Ailsa of ‘Where’s my back pack’ fame, has given us a new travel theme. Time is something I’m seriously short of at the moment. Since I got back to my home in South Africa, after six months away, I seem to have been rushing madly to get things done. One of the most important things was driving up to see my dear mom and have lunch with her yesterday. She was overjoyed to see me of course, and we had a lot of hugs, kisses and news to catch up on.
Some of you may know that I play the piano, and I phoned the local mall to say that I was back. The pianist who was standing in for me, hasn’t played for quite a while and they have no-one at the moment, so off I go in a few minutes to entertain the Sunday shoppers for two hours. This necessitated a bit of practice time this morning, which went quite well. It’s a bit like riding a bicycle; you never forget, and as I sat down, I was pleasantly surprised to find that it sounded not too bad, so I’m quite confident to go and practise some more on the general public.

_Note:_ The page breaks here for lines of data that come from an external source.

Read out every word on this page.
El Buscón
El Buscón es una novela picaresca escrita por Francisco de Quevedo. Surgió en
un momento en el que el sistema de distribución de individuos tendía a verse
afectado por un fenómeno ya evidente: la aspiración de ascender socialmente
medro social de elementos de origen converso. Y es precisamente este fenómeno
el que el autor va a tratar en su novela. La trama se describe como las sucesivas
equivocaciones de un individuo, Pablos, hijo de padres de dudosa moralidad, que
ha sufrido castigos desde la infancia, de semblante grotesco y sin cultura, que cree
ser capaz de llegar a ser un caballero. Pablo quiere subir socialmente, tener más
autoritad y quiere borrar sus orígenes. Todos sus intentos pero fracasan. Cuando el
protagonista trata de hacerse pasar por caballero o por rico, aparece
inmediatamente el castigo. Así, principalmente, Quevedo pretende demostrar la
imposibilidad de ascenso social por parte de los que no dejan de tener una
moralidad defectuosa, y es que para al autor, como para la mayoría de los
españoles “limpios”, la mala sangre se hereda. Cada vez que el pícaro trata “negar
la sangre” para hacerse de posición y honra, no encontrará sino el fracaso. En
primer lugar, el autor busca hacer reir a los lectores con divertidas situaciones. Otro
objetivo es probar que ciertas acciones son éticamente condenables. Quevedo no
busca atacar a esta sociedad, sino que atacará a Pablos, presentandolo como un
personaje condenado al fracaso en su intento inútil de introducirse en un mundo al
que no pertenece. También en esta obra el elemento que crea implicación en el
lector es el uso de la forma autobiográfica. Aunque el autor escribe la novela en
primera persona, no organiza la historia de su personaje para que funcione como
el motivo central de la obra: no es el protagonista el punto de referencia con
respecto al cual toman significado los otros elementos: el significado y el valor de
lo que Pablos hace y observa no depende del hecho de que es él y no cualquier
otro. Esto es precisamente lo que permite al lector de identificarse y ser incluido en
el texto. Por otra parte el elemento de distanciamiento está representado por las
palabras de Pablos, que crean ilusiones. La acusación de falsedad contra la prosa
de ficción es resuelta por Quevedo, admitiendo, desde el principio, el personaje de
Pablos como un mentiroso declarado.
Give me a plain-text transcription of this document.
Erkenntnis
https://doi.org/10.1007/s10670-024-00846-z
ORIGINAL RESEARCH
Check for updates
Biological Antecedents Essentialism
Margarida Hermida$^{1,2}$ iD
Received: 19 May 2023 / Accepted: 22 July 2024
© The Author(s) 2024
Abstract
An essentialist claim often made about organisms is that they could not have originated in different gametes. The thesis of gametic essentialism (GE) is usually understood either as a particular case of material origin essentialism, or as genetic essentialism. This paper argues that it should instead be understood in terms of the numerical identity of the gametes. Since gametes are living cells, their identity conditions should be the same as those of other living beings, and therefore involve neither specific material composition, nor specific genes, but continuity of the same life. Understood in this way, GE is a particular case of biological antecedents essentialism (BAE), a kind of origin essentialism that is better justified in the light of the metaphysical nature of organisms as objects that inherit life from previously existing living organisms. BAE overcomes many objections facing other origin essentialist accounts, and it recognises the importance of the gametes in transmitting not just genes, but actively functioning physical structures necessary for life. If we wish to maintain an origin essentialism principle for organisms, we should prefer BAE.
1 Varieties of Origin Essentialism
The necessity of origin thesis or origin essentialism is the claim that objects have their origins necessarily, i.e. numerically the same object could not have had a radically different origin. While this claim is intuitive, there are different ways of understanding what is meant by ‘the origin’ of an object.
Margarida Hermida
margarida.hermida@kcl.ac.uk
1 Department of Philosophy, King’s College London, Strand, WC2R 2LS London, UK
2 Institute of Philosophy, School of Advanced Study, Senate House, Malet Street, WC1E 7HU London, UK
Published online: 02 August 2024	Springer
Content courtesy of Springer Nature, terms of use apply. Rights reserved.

I thought I’d show you our ancient clock which was presented to hubby’s grandfather in 1894. It was for his service as a Methodist minister at a church in Birmingham, England. The case is made of slate, and a clock maker told us that the mechanism is much older than 1894, so we have a real antique. It has a lovely chime too, and keeps very good time.
Here is a close-up of the metal plaque on the front. The family has no idea where the ‘pair of bronzes’ went to, but my father-in-law thought that they were maybe made of pewter, not bronze, and just fell apart over the years.
So this is our family heirloom, which weighs about 20 kgs, and was brought over from Ireland in our hand luggage. I well remember hubby carrying this and trying to make out that it weighed almost nothing, so that it wouldn’t have to go as checked baggage.
Now I’m rushing off to do my piano stint. I think I’ll include those lovely old songs, Jim Croce’s “Time in a Bottle” and “As Time Goes By,” from Casablanca, in keeping with the theme.